Alla Pianoro Sport Accademy, dove sono stati allestiti quattro campi, a inizio febbraio il pomeriggio di una giornata è stata dedicata ai match di pickleball “misto”, con alcuni giocatori affetti da disabilità e altri normodotati. La giornata – organizzata con il patrocinio del Comitato Paralimpico dell’Emilia Romagna e del Comune di Pianoro – ha visto scendere in campo, tra gli altri, il campione Paralimpico Federico Mancarella, molto vicino a PIC. Tra i giocatori, anche il sindaco di Pianoro, Luca Vecchiettini e dell’assessore allo sport, Daniel Bertarelli.
Vecchiettini: “Un piacere avere sul territorio una realtà come PIC”
“Per me è un piacere avere sul territorio una realtà come PIC e ospitare un evento che unisce lo sport, anche quelli più nuovi come il pickleball, all’inclusione. Avere qui a Pianoro questa attività ci rende davvero contenti e ci inorgoglisce”, spiega il sindaco Vecchiettini. Soddisfazione anche da parte dell’assessore allo Sport Bertarelli, che si è detto felice “di vedere tanti ragazzi in carrozzina, insieme ad altri normodotati, uniti da un’unica passione. Il pickleball da noi è già praticato in numerosi impianti e speriamo di allargare sempre più l’offerta anche a giocatori con disabilità”.
“Il pickleball può essere adatto per alcuni pazienti con patrologie disabilitanti neuromuscolari”, spiega la dottoressa Antonella Pini, neuropsichiatra infantile e responsabile Unità Operativa Malattie Neuromuscolari dell’età evolutiva e membro del comitato scientifico di PIC asd. Tra chi si potrebbe avvicinare a questo sport, ad esempio, ci sono le persone affette da distrofia muscolare. A Bologna e provincia sono circa 150 i pazienti sotto i 18 anni che hanno ricevuto una diagnosi di questo genere e circa 300 in tutta l’Emilia-Romagna. “In ambito medico, potremmo individuare dei ragazzi e ragazze, bambini e bambine e invitarli a provare questo tipo di sport”, conclude Pini.

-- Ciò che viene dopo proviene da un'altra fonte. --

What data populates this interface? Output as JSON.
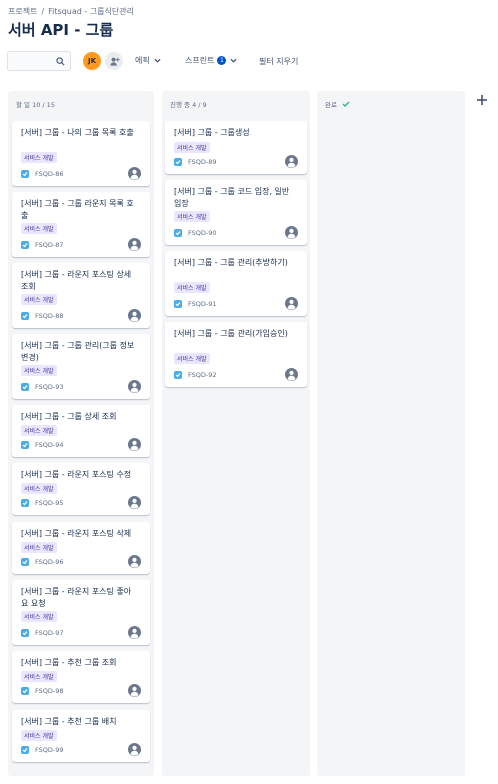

Silvia Vaccari, istruttrice dell’associazione Pickleball Lab, spiega come questo sport relativamente giovane abbia da subito conquistato “un pubblico molto ampio, anche tra i ragazzi, perché ha regole semplici e un campo di dimensioni accessibili, come quello del badminton. Anche chi non ha mai tenuto una racchetta in mano impara a giocare in tempi e riesce e divertirsi già dopo qualche lezione”.
Dalla Verità: “Quello del pickleball è un progetto a cui come PIC teniamo particolarmente”
“Quello del pickleball è un progetto a cui come PIC teniamo particolarmente”, sottolinea il presidente di PIC asd, Stefano Dalla Verità. “L’associazione, dopo il padel e il ping-pong, adesso si apre a questa nuova disciplina e siamo in contatto con un’associazione che segue i ragazzi disabili che vogliono praticare il nuoto in piscina e con altre associazioni”. L’obiettivo è di fare in modo che sempre più ragazzi affetti da disabilità possano “mettersi alla prova e uscire da una situazione di chiusura in cui si rischia di cadere”.